Stimulansz, een onafhankelijke stichting, die gemeenten ondersteunt bij het ontwikkelen en uitvoeren van een goed lokaal beleid voor de sociale zekerheid, heeft nader onderzoek gedaan en is tot de conclusie gekomen, dat aansluiten bij het principe dat middelen gerelateerd aan de maximale inkomsten vrijlating voldoende beleidsvrijheid geeft. Niet tot de middelen van de belanghebbende worden gerekend: inkomsten uit arbeid gedurende ten hoogste zes aaneengesloten maanden tot 25 procent van deze inkomsten, met een maximum van €|173,00 per maand, voor zover betrokkenen algemene bijstand ontvangt en dit naar het oordeel van het college bijdraagt aan arbeidsinschakeling.
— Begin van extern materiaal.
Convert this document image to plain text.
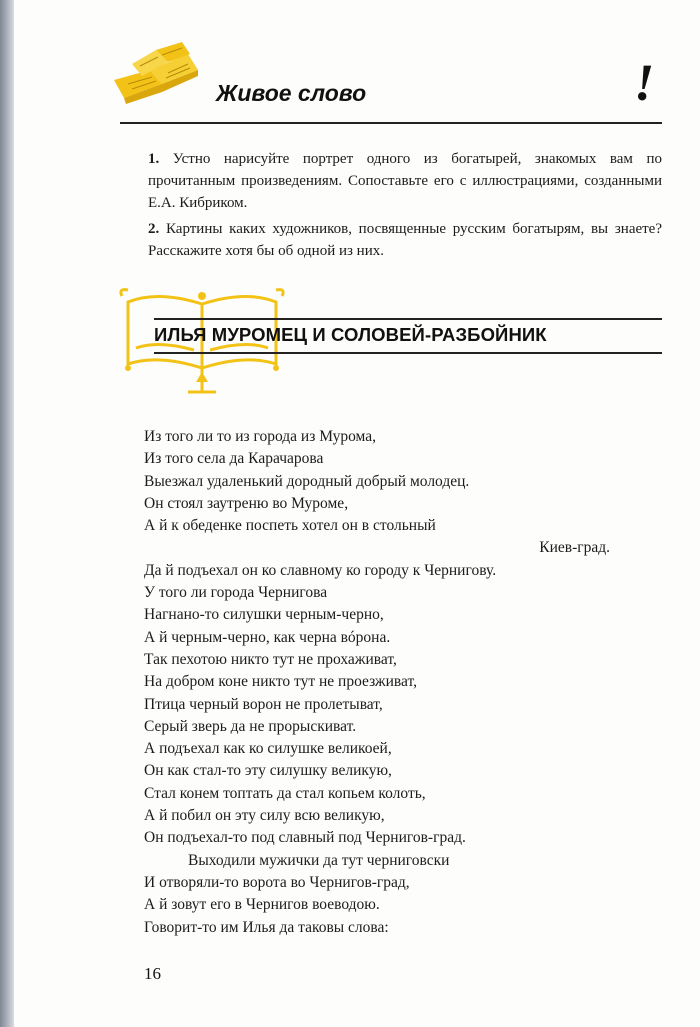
Живое слово	!

1. Устно нарисуйте портрет одного из богатырей, знакомых вам по прочитанным произведениям. Сопоставьте его с иллюстрациями, созданными Е.А. Кибриком.

2. Картины каких художников, посвященные русским богатырям, вы знаете? Расскажите хотя бы об одной из них.

ИЛЬЯ МУРОМЕЦ И СОЛОВЕЙ-РАЗБОЙНИК
Из того ли то из города из Мурома,
Из того села да Карачарова
Выезжал удаленький дородный добрый молодец.
Он стоял заутреню во Муроме,
А й к обеденке поспеть хотел он в стольный
Киев-град.
Да й подъехал он ко славному ко городу к Чернигову.
У того ли города Чернигова
Нагнано-то силушки черным-черно,
А й черным-черно, как черна вóрона.
Так пехотою никто тут не прохаживат,
На добром коне никто тут не проезживат,
Птица черный ворон не пролетыват,
Серый зверь да не прорыскиват.
А подъехал как ко силушке великоей,
Он как стал-то эту силушку великую,
Стал конем топтать да стал копьем колоть,
А й побил он эту силу всю великую,
Он подъехал-то под славный под Чернигов-град.
Выходили мужички да тут черниговски
И отворяли-то ворота во Чернигов-град,
А й зовут его в Чернигов воеводою.
Говорит-то им Илья да таковы слова:
16
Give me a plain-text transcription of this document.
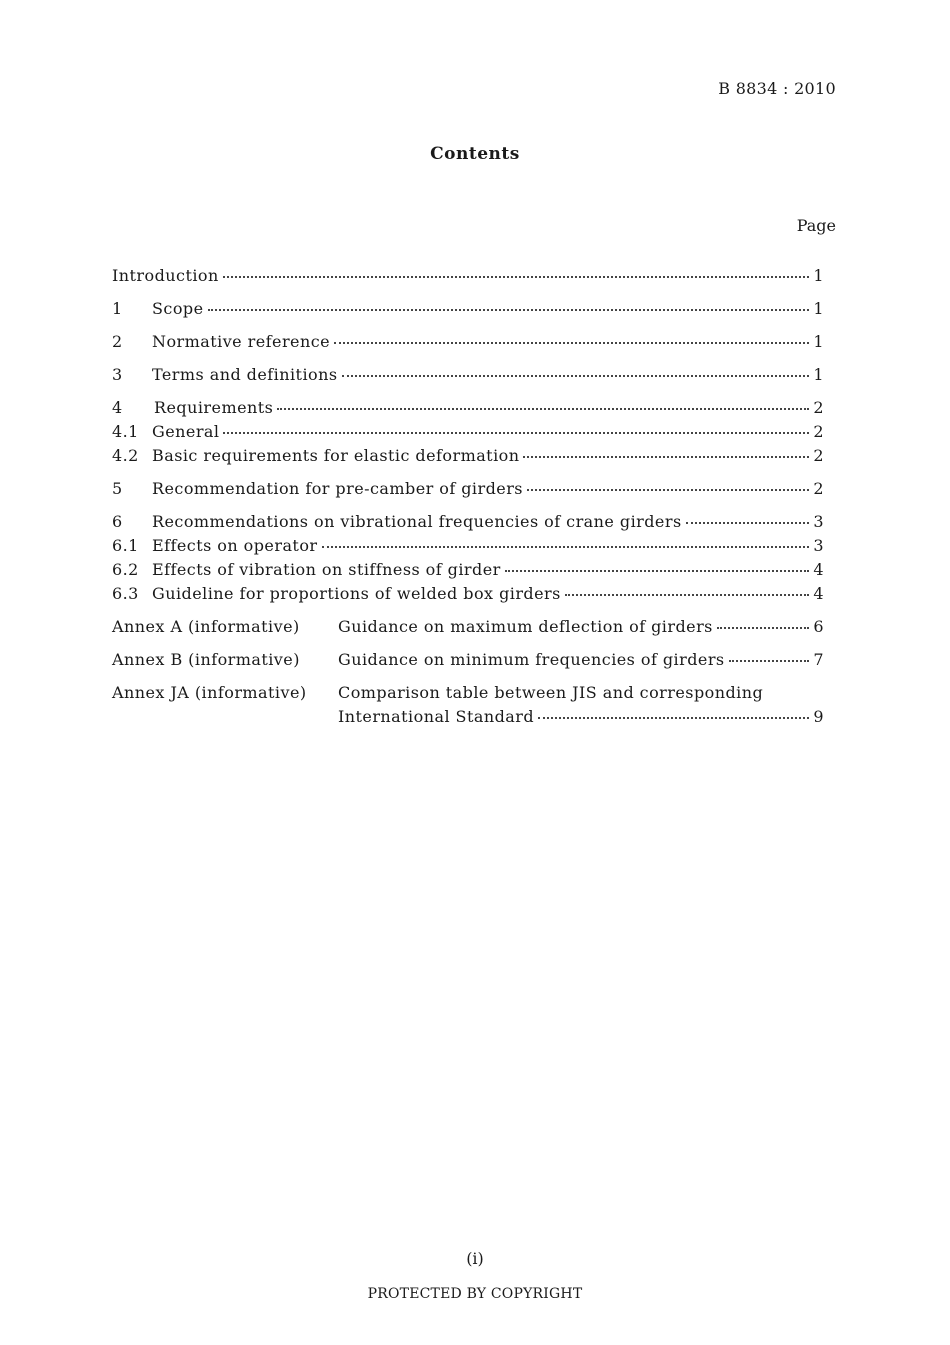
B 8834 : 2010
Contents
Page
Introduction	1
1	Scope	1
2	Normative reference	1
3	Terms and definitions	1
4	Requirements	2
4.1 General	2
4.2 Basic requirements for elastic deformation	2
5	Recommendation for pre-camber of girders	2
6	Recommendations on vibrational frequencies of crane girders	3
6.1 Effects on operator	3
6.2 Effects of vibration on stiffness of girder	4
6.3 Guideline for proportions of welded box girders	4
Annex A (informative)	Guidance on maximum deflection of girders	6
Annex B (informative)	Guidance on minimum frequencies of girders	7
Annex JA (informative)	Comparison table between JIS and corresponding
International Standard	9
(i)
PROTECTED BY COPYRIGHT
Hiermee samenhangend wordt de mogelijkheid geboden om aan uitkeringsgerechtigden een langdurigheidtoeslag toe te kennen indien zij in de periode van 5 jaar, voorafgaand aan de datum van aanvraag, maximaal 6 maanden inkomsten hebben ontvangen tegen een totaalbedrag dat lager ligt dan de maximale inkomstenvrijlating.